A intervenção francesa foi decisiva. Os franceses estavam afinados com os ideais de
liberdade do movimento, estimulados pela propaganda feita por Franklin e motivados
pela intenção de golpear a Inglaterra, que lhes havia imposto pesadas perdas em 1763.
Assinaram um tratado, transferindo dinheiro aos americanos e buscando a aliança dos
espanhóis contra os ingleses. Com a ajuda marítima francesa, a guerra ampliou-se para
o Caribe e as Índias. Em 1779, La Fayette conseguiu a liberação de 7 500 franceses
comandados pelo general Rochambeau.

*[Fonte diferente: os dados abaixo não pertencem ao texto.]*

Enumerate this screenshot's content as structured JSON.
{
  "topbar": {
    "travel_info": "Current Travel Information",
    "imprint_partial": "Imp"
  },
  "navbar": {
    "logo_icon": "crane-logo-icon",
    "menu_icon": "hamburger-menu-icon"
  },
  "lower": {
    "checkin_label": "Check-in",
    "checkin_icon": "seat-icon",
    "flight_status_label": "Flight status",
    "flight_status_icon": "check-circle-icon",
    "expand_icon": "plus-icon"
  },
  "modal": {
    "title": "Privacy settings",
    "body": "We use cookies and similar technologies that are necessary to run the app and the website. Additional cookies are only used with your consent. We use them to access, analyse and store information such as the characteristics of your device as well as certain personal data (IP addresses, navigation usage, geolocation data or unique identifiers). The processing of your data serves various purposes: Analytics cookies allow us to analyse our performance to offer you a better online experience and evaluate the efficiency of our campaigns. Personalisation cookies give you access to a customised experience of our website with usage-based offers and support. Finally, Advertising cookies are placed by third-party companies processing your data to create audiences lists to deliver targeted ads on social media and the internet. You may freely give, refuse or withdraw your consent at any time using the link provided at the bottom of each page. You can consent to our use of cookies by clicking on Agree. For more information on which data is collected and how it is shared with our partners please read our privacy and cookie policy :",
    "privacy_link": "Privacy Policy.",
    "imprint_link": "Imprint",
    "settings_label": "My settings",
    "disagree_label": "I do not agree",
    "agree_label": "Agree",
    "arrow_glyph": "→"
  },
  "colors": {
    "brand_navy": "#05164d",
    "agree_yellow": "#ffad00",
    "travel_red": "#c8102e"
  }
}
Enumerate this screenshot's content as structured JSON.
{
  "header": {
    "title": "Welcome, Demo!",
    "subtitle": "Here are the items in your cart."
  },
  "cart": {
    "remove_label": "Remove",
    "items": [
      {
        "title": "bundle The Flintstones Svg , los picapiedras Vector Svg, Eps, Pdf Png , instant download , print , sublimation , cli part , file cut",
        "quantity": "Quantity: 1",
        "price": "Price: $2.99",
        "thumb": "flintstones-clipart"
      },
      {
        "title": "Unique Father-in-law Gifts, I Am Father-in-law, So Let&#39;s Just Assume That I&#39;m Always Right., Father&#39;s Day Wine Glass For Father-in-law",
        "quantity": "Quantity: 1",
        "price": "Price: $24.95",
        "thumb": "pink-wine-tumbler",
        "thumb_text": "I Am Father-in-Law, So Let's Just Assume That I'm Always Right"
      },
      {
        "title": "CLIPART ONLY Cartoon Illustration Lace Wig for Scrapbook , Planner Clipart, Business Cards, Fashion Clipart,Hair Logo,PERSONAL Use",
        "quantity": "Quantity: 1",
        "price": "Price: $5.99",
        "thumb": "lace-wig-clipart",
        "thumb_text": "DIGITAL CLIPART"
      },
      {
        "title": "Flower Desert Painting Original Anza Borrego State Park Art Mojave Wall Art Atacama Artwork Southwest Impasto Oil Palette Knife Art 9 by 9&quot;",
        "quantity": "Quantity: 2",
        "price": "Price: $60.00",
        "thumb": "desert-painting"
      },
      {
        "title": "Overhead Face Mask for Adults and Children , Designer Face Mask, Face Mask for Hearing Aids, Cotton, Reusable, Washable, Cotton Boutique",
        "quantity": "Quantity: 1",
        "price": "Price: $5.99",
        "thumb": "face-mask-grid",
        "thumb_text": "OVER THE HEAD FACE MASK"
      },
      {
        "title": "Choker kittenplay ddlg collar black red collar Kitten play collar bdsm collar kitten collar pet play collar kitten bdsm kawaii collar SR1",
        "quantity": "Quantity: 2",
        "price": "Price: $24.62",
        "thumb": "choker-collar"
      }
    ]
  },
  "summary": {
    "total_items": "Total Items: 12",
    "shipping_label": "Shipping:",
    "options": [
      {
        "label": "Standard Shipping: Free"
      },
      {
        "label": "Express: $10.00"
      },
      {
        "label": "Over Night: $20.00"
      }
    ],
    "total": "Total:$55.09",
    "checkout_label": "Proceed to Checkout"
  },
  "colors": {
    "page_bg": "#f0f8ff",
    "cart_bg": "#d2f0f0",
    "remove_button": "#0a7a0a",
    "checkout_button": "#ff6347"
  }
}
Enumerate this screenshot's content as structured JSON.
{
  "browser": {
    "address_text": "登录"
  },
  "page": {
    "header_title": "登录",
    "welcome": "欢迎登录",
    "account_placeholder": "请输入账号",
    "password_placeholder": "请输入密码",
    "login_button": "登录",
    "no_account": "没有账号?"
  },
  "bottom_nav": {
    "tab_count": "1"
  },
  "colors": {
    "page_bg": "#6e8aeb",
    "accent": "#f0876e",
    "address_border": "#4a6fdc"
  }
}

Em 1781, sitiado em Yorktown, o exército
inglês capitulou.

O Tratado de Versalhes, em 1783, reconheceu a independência dos Estados Unidos da


América, com fronteiras nos Grandes Lagos e no Mississipi. A França recuperou Santa
Lúcia e Tobago nas Antilhas e seus estabelecimentos no Senegal. A Espanha recebeu a
ilha de Minorca e a região da Flórida.
Em 1787, os Estados Unidos proclamaram sua primeira Constituição. Resumia a
tendência republicana defendida por Jefferson, que queria grande autonomia política
para os Estados membros da federação; e a tendência federalista, que lutava por um
poder central forte. O presidente seria eleito pelo período de quatro anos por
representantes das Assembléias dos cidadãos. Duas casas comporiam o Congresso: a
Câmara dos Representantes, com delegados de cada Estado na proporção de suas
populações; e o Senado, com dois representantes por Estado. O Congresso votaria leis e
orçamentos. O Senado velaria pela política exterior principalmente. Uma Corte
Suprema composta por nove juízes indicados pelo presidente resolveria os conflitos
entre Estados e entre estes e a União. Em suas linhas mestras, tais princípios
constitucionais permanecem até hoje.